Revue Porte Ouverte

Modifications au régime du no fault : un remède pire que le mal!

Par Jean-Luc Bacher,
Professeur, Faculté de criminologie, Université de Montréal

Des modifications nécessaires pour un régime cohérent

Il y plus de vingt ans, le Québec a adopté un régime d’indemnisation des accidentés de la route qui a la particularité de ne pas prendre en considération les fautes par lesquelles ils auraient eux-mêmes pu contribuer à ce que survienne l’accident. C’est ce qu’on appelle le régime du no fault. Il a certes l’avantage de mettre ses utilisateurs à l’abri des longues et coûteuses procédures : celles qu’occasionne, sous d’autres latitudes, la question de savoir quelles sont les parts de responsabilité des personnes impliquées dans un accident.
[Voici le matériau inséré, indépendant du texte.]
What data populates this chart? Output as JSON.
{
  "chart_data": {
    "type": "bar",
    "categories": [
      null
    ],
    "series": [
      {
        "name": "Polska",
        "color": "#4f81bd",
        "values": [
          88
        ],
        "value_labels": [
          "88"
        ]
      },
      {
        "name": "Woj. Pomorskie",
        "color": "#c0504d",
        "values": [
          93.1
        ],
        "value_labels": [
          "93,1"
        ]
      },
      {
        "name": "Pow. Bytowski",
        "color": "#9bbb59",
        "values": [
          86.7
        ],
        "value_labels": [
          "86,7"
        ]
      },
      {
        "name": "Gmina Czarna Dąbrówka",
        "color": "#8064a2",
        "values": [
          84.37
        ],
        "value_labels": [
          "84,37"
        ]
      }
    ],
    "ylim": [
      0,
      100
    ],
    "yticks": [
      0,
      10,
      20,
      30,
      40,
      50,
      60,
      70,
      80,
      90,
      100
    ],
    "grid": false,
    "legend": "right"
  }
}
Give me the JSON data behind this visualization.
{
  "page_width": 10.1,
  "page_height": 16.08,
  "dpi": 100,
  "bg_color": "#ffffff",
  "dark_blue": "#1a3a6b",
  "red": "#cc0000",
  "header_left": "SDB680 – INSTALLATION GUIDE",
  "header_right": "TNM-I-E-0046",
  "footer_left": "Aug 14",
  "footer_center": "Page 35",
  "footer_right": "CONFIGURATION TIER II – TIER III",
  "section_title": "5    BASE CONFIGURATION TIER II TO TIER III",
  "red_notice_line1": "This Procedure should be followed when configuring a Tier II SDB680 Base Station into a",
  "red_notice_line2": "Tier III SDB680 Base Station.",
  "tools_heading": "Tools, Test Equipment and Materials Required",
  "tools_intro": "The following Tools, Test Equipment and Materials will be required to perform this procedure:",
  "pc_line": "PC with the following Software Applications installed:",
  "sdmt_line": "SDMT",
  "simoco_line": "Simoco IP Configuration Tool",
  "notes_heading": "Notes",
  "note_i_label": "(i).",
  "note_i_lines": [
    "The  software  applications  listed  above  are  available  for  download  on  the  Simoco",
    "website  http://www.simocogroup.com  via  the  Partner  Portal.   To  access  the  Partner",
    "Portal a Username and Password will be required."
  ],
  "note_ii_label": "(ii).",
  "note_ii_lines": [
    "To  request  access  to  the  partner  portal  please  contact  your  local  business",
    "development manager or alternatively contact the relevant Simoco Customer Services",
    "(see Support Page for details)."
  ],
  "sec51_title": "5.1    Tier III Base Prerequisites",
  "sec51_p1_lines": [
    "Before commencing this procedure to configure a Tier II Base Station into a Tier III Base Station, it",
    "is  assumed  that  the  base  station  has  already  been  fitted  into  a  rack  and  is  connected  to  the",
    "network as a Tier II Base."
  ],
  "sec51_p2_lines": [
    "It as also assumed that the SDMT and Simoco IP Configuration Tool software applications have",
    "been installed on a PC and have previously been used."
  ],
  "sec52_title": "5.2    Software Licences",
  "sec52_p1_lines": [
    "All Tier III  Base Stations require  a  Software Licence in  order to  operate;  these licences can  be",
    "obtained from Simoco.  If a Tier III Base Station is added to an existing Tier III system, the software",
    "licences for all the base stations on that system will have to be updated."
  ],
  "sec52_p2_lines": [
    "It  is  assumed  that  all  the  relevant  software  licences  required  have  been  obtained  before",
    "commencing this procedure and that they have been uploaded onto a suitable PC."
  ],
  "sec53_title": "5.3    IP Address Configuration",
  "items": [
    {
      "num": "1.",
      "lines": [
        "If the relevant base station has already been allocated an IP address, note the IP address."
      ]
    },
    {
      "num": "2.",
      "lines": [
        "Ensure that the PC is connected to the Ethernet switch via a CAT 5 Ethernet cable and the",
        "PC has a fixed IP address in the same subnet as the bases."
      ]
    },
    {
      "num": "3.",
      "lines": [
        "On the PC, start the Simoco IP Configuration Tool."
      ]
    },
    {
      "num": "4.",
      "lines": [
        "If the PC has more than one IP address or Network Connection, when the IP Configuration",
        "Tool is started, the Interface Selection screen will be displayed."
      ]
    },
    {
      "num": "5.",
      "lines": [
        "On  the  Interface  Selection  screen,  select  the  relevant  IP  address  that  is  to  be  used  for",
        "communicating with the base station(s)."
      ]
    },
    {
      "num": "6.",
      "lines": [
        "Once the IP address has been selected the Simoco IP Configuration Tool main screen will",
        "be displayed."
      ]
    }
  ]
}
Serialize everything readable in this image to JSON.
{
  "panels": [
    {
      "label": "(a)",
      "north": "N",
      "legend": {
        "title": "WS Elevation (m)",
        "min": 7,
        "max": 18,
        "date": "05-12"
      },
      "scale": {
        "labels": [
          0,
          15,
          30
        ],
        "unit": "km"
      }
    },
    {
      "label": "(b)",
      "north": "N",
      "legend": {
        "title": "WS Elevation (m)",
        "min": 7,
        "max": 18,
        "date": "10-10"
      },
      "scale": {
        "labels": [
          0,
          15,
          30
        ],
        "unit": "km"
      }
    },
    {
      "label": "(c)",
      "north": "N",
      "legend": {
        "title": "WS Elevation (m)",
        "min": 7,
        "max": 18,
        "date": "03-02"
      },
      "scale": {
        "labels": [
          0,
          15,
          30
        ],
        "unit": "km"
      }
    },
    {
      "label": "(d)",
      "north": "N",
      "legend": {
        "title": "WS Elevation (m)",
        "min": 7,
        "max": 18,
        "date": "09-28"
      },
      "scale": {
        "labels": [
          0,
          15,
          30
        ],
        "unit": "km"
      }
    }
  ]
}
En effet, quand plusieurs assureurs et leurs avocats s’attaquent à cette question, il n’est pas rare que l’un des protagonistes déclenche des procédures judiciaires. Et les coûts de celles-ci vont fatalement finir par se répercuter sur les primes d’assurance, ce qui signifie que l’ensemble des assurés sont largement mis à contribution pour supporter ces coûts-là. L’anomalie du régime actuellement en place au Québec est qu’il ne permet pas au gouvernement, qui est aussi responsable de faire respecter les lois, et les lois pénales en particulier, de faire la différence, lorsqu’il indemnise les victimes de la route, entre les individus qui sont d’irréprochables victimes de comportements délictueux et ceux qui ont sciemment pris le risque de causer un accident en se rendant coupables d’une infraction criminelle, comme celle de conduite avec facultés affaiblies ou celle de conduite dangereuse. En définitive, tous les automobilistes québécois sont appelés à supporter, par les bons soins de la SAAQ, les coûts des dommages corporels (blessures et morts) qu’une minorité d’entre eux causent en se rendant coupables d’infractions. Ainsi, l’État réussit-il, dans un même temps, à sanctionner pénalement les causes d’un accident, avec ce que cela suppose d’opprobre, et à manifester à l’auteur de cet accident son indifférence quant au fait qu’il n’a pas seulement omis de minimiser les chances que survienne un accident mais qu’il les a même sciemment accrues. Simultanément, l’État sanctionne des comportements et vient en aide à des individus qui créent leurs besoins en indemnités par ces mêmes comportements.

Un régime insatisfaisant

Le régime actuel est insatisfaisant à plus d’un titre : Primo, le fait de couvrir des risques que les assurés génèrent volontairement est en contradiction avec le principe assurantiel selon lequel il ne faut pas couvrir de risque que les assurés peuvent éviter en s’entourant de mesures de précaution élémentaires. Secundo, dans la mesure où la SAAQ offre à tous les assurés les mêmes prestations, alors que les uns s’efforcent de circonscrire les risques pris au volant en adoptant des comportements empreints de prudence et que les autres acceptent d’encourir des risques inutiles et d’en faire courir aux autres automobilistes, elle applique un traitement égal à des cas qui ne le sont pas. Ce faisant, elle porte atteinte à un principe de justice élémentaire : celui de la proportionnalité. Tertio, l’État lance des messages contradictoires aux individus susceptibles d’adopter des comportements délinquants au volant et atténue l’impact dissuasif que peuvent avoir les lois pénales sur les délinquants potentiels. Puisque la SAAQ ne fait pas de différence entre les conséquences de risques évitables et celles de risques irréductibles, d’aucuns comprendront que l’État tient pour normal que des automobilistes choisissent de prendre sur la route des risques qui seraient évitables.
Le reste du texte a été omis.